Autopsy - The Headless Ritual [Review]In the raft of reunions and comebacks over the last few years, Autopsy has pleased me more than most. A fan since the early to mid nineties when I was first introduced to the band, I managed to pick up a couple of albums before they disbanded. Then followed a fifteen year hiatus before they returned in 2012 in the ‘The Tomb Within’ EP.

It’s almost as if they had never been away, following up the EP with their fifth full length album ‘Macabre Eternal’. Since these recent releases, and a near perfect appearance at BoltFest in London last year (their first UK appearance in around 20 years), Autopsy have found themselves right back at the top of the pile when it comes to mashing together all different sorts of putrid noise.

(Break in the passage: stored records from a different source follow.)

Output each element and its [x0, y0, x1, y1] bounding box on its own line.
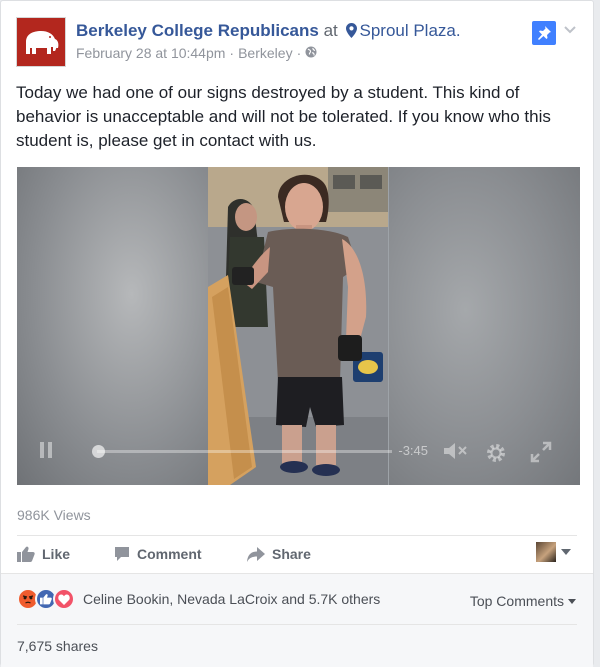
page-logo-elephant[interactable] [16, 17, 66, 67]
comment-icon [115, 547, 129, 561]
page-name-link[interactable]: Berkeley College Republicans [76, 21, 319, 40]
video-controls: -3:45 [17, 439, 580, 463]
share-count[interactable]: 7,675 shares [17, 638, 98, 654]
caret-down-icon [561, 549, 571, 555]
top-comments-label: Top Comments [469, 593, 564, 609]
pin-icon [538, 26, 551, 40]
comment-button[interactable]: Comment [114, 546, 202, 562]
post-location[interactable]: Berkeley [238, 45, 292, 61]
meta-separator: · [296, 45, 302, 61]
like-label: Like [42, 546, 71, 562]
video-scrubber-handle[interactable] [92, 445, 105, 458]
post-text: Today we had one of our signs destroyed … [16, 83, 551, 150]
video-blur-right [389, 167, 580, 485]
location-pin-icon [346, 23, 358, 43]
settings-gear-icon[interactable] [484, 441, 508, 465]
video-blur-left [17, 167, 208, 485]
top-comments-dropdown[interactable]: Top Comments [470, 593, 576, 609]
volume-muted-icon[interactable] [442, 441, 468, 461]
reaction-icons[interactable] [17, 588, 75, 610]
like-button[interactable]: Like [17, 546, 70, 562]
love-reaction-icon [53, 588, 75, 610]
video-progress-bar[interactable] [92, 445, 392, 458]
view-count[interactable]: 986K Views [17, 507, 91, 523]
footer-divider [17, 624, 577, 625]
video-still-image [208, 167, 388, 485]
fullscreen-icon[interactable] [530, 441, 552, 463]
post-card: Berkeley College Republicans at Sproul P… [0, 0, 594, 667]
share-arrow-icon [247, 547, 265, 562]
at-word: at [323, 21, 338, 40]
post-as-selector[interactable] [536, 542, 571, 562]
pinned-post-button[interactable] [532, 21, 556, 45]
globe-icon[interactable] [305, 45, 317, 61]
thumbs-up-icon [17, 546, 35, 562]
share-label: Share [272, 546, 311, 562]
comment-label: Comment [137, 546, 202, 562]
share-button[interactable]: Share [247, 546, 311, 562]
action-bar: Like Comment Share [17, 535, 577, 574]
video-frame [208, 167, 388, 485]
post-timestamp[interactable]: February 28 at 10:44pm [76, 45, 225, 61]
post-options-chevron-icon[interactable] [562, 21, 578, 37]
video-player[interactable]: -3:45 [17, 167, 580, 485]
viewer-avatar [536, 542, 556, 562]
reaction-names-link[interactable]: Celine Bookin, Nevada LaCroix and 5.7K o… [83, 591, 380, 607]
post-meta: February 28 at 10:44pm · Berkeley · [76, 45, 317, 61]
elephant-icon [26, 31, 59, 54]
meta-separator: · [229, 45, 235, 61]
place-link[interactable]: Sproul Plaza. [359, 21, 460, 40]
post-header: Berkeley College Republicans at Sproul P… [16, 17, 578, 67]
post-footer: Celine Bookin, Nevada LaCroix and 5.7K o… [1, 573, 593, 667]
caret-down-icon [568, 598, 576, 604]
post-title-line: Berkeley College Republicans at Sproul P… [76, 21, 461, 43]
video-time-remaining: -3:45 [398, 443, 428, 458]
pause-icon[interactable] [39, 441, 53, 459]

Right from the opener ‘Slaughter At Beast House’ the quartet of Chris Reifert (drum / vocals), Eric Cutler (guitar / vocals), Danny Coralles (guitar) and Joe Trevisano (bass) display all the hallmarks that rightly earned them such respect, effortlessly moving between chaotic punk and a slow mournful dirge all held together by Reifert’s depraved gargles, growls and screams. There is an added maturity about the band, but this just seems to have lent itself to writing stronger songs. They have concentrated on just ten tracks for this album, whereas they usually include double that.

There are a couple of surprising moments on “The Headless Ritual”.The seven minute epic ‘She Is A Funeral’ contains some of the more intricate guitar work you will hear from the Bay Area gorelords rather than the usual frantic rush. The shortest track on the album, ‘Thorns And Ashes’ appears midway through the album and a brief relapse from the carnage, although it may have been better served if it had been used as an intro or outro.

“The Headless Ritual” could easily find itself in the end of year lists, it is that good. This is a band who have been around long enough (and its members have been around since the very early days of the scene) and they keep producing death metal of the highest quality. If you are an Autopsy fan, you will not be disappointed. The band have a way of doing things and it has worked thus far, and no sense changing a good thing. The raw production and song structure are typical Autopsy and along with the song titles and gruesome artwork courtesy of Joe Petagno, its great to see the veterans showing the younger bands how its done. Thoroughly unpleasant, in the best possible way.